Eyes turn huge when the biggest kid of all, Tristan Klesick, lifts his bullhorn and tells them they will have a tug of war against the big farm boys.

Miraculously, the little gang of rope-pullers wins.

In another part of the Klesicks’ farm field, rows of lettuce, beets, tomatoes, cucumbers and green beans are dotted with people, some beneath colorful umbrellas, picking the freshest veggies they’ll ever eat.

After parking in a pasture mowed short just for this day, visitors walk down a grassy road past a long row of tractors to a makeshift village of white canopies providing covered entertainment, food and exhibits for kids and oldsters alike.

A few little boys and a girl have climbed onto high tractor seats and positioned themselves behind steering wheels. Levers, knobs and shifters hold the youngsters spellbound by a farm dream that never really goes away in some.

Others, too little to climb onto a big tractor, are plowing a patch of earth nearby on toy tractors and antique cultivators. Tristan says there are a lot of children out there who don’t know, yet, that they’re farmers.

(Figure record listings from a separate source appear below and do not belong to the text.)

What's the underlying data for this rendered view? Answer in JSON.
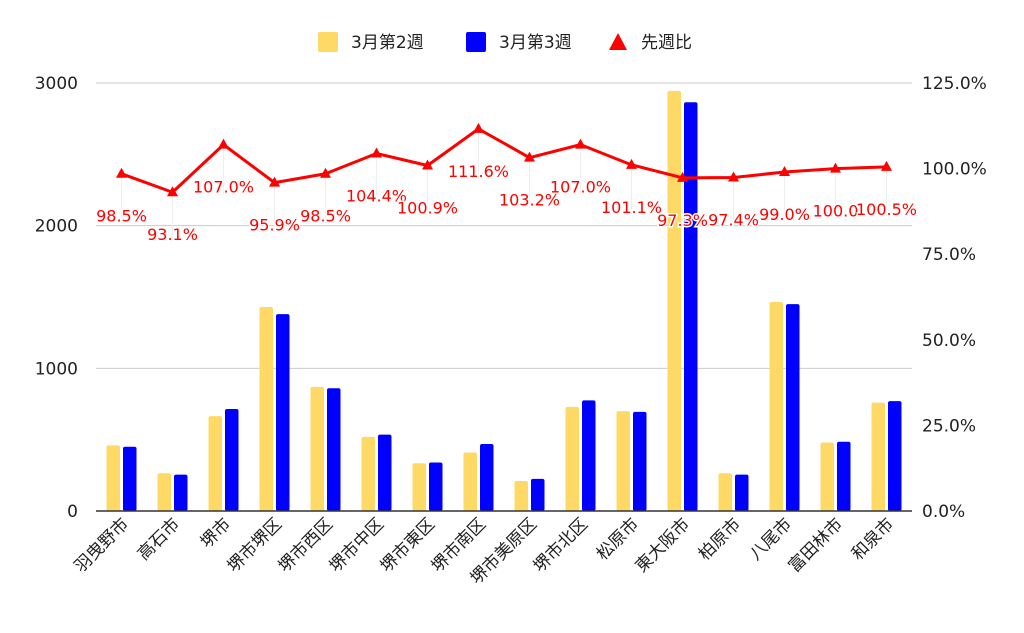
{
  "chart_data": {
    "type": "bar",
    "title": "",
    "xlabel": "",
    "ylabel": "",
    "categories": [
      "羽曳野市",
      "高石市",
      "堺市",
      "堺市堺区",
      "堺市西区",
      "堺市中区",
      "堺市東区",
      "堺市南区",
      "堺市美原区",
      "堺市北区",
      "松原市",
      "東大阪市",
      "柏原市",
      "八尾市",
      "富田林市",
      "和泉市"
    ],
    "series": [
      {
        "name": "3月第2週",
        "type": "bar",
        "color": "#FFD966",
        "axis": "left",
        "values": [
          460,
          265,
          665,
          1430,
          870,
          520,
          335,
          410,
          210,
          730,
          700,
          2945,
          265,
          1465,
          480,
          760
        ]
      },
      {
        "name": "3月第3週",
        "type": "bar",
        "color": "#0000FF",
        "axis": "left",
        "values": [
          450,
          255,
          715,
          1380,
          860,
          535,
          340,
          470,
          225,
          775,
          695,
          2865,
          255,
          1450,
          485,
          770
        ]
      },
      {
        "name": "先週比",
        "type": "line",
        "color": "#FF0000",
        "axis": "right",
        "marker": "triangle",
        "values": [
          98.5,
          93.1,
          107.0,
          95.9,
          98.5,
          104.4,
          100.9,
          111.6,
          103.2,
          107.0,
          101.1,
          97.3,
          97.4,
          99.0,
          100.0,
          100.5
        ],
        "labels": [
          "98.5%",
          "93.1%",
          "107.0%",
          "95.9%",
          "98.5%",
          "104.4%",
          "100.9%",
          "111.6%",
          "103.2%",
          "107.0%",
          "101.1%",
          "97.3%",
          "97.4%",
          "99.0%",
          "100.0",
          "100.5%"
        ]
      }
    ],
    "ylim_left": [
      0,
      3000
    ],
    "yticks_left": [
      "0",
      "1000",
      "2000",
      "3000"
    ],
    "ylim_right": [
      0,
      125
    ],
    "yticks_right": [
      "0.0%",
      "25.0%",
      "50.0%",
      "75.0%",
      "100.0%",
      "125.0%"
    ],
    "legend_position": "top-center",
    "grid": true
  }
}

“Coming here tends to plant a seed in their heart,” he says.

The Klesicks and a lot of volunteers, good friends who’ve been preparing for this Harvest Jubilee for weeks, are scattered over several acres, helping the visitors.

The older Klesick boys are helping with demonstrations at a century-old threshing machine and gristmill. Andrew is helping friends John and Peter Lama with an old-time blacksmith demonstration.

Alaina helps kids make things with play dough in a pioneer kitchen, then runs them through a hay maze, where they try to find the hidden white mice.

Always on the lookout for kids who might be left out, Alaina helps one little girl find a spot on the rope for the tug of war.

“Alaina has good vision,” Tristan says. “She sees a need and goes to it.”

It is easy to see that the little ones like Alaina. They head straight to her when they want a hug.

Watching and listening to Tristan on his bullhorn as people gather around to see the century-old threshing machine in action, you realize that he does all this farm stuff for them.

It’s that way with his beautiful organic produce, too. The farmer is selling food, but he is serving something far greater. Most of the people who’ve come to this farm seem to know that.